Gap trims FY26 sales outlook to 1–2% after mixed Q1 results
GAP•Gap reports Q1 net sales of $3.5bn, up 1% year-on-year, with comps up 2%, led by a 10% gain at the Gap brand while Athleta sales fell 12%. The company cut its full-year 2026 net sales forecast to 1–2% growth from 2–3% after mixed brand results and 130bp margin pressure.
1. Q1 Performance Overview
Gap reported net sales of $3.5bn for the quarter ended May 2, marking a 1% year-on-year increase with comparable sales up 2%. Store sales rose 3% while online revenue declined 2%, representing 38% of total net sales.
2. Brand-by-Brand Results
The Gap brand achieved $796m in first-quarter sales, up 10% with a 10% comparable gain. Banana Republic and Old Navy each saw 1% sales increases, while Athleta sales fell 12% with comps down 11%.

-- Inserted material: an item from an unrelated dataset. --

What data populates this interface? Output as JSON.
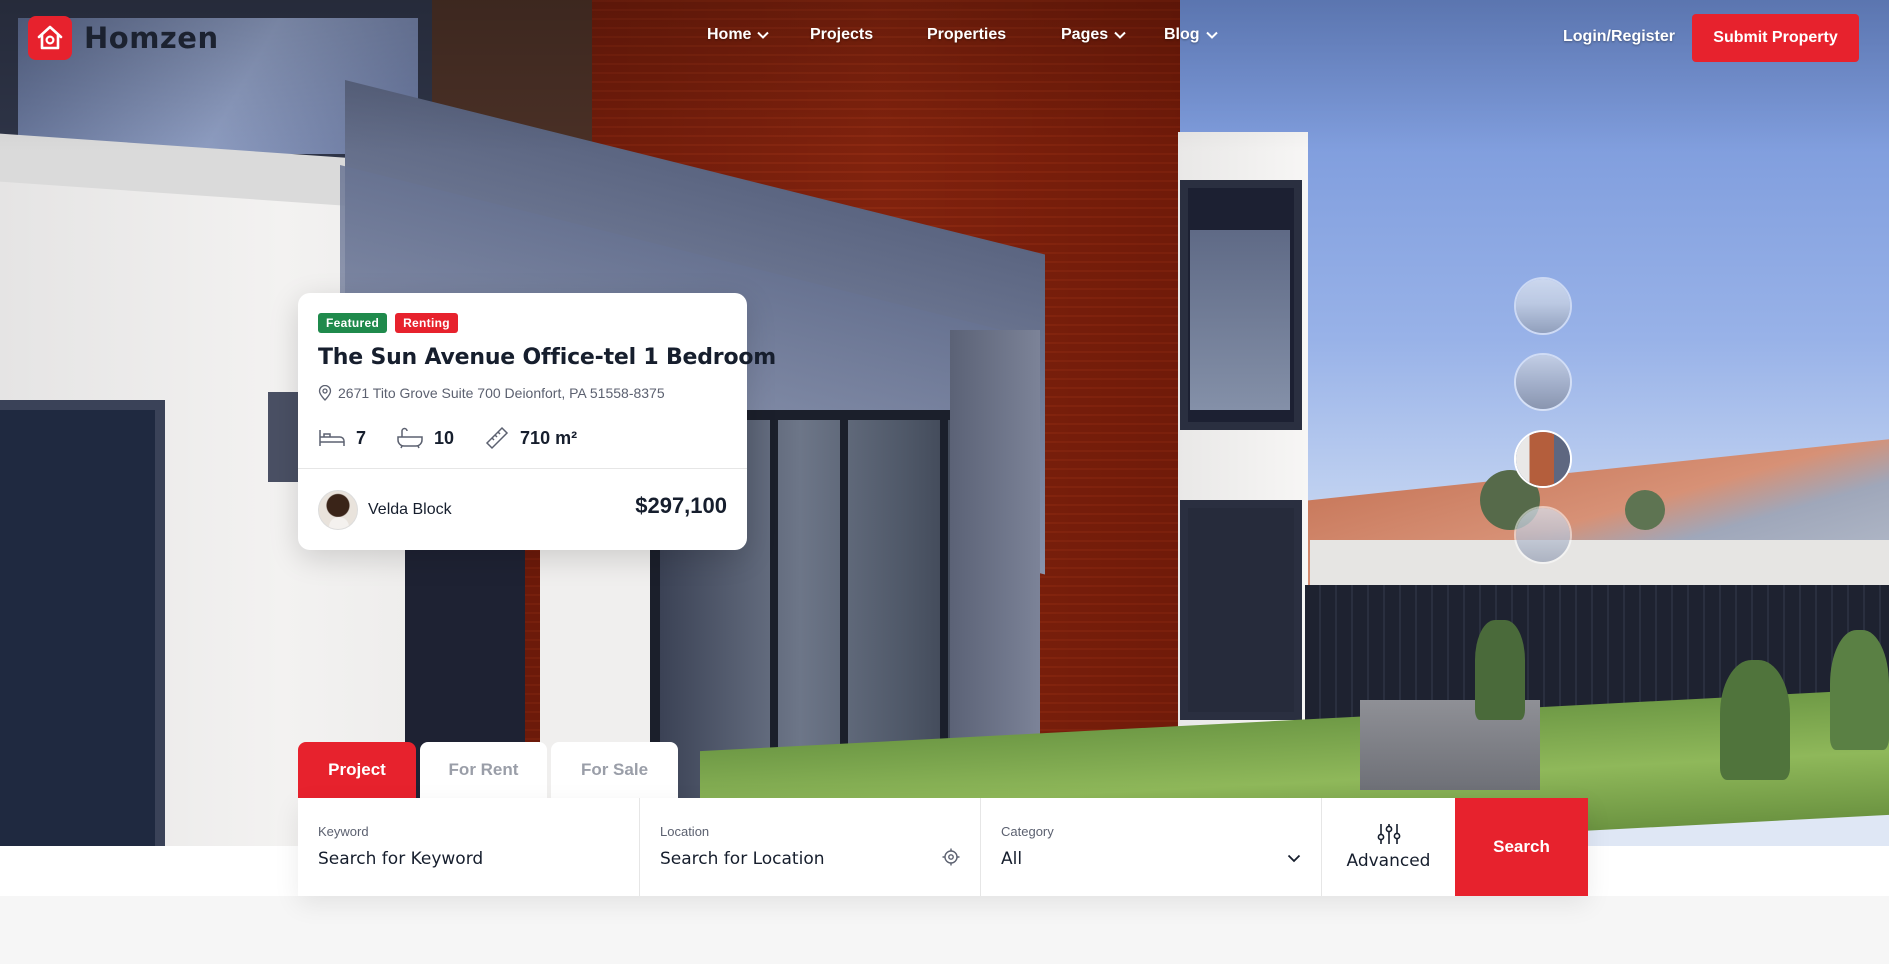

3. Profitability and Margins
Gross margin stood at 40.5%, down 130 basis points year-on-year but above outlook, as merchandise margin declined 100 basis points with a 200bp tariff headwind. Operating income was $445m (12.7% margin), adjusted operating margin 5.2%, and adjusted EPS $0.38.
4. FY26 Outlook Revision
Gap lowered its full-year net sales growth forecast to 1–2% from 2–3%, expects flat to slight gross margin improvement and stable operating expense ratio near 33.5%. CEO Richard Dickson highlighted ninth consecutive quarter of positive comparable sales.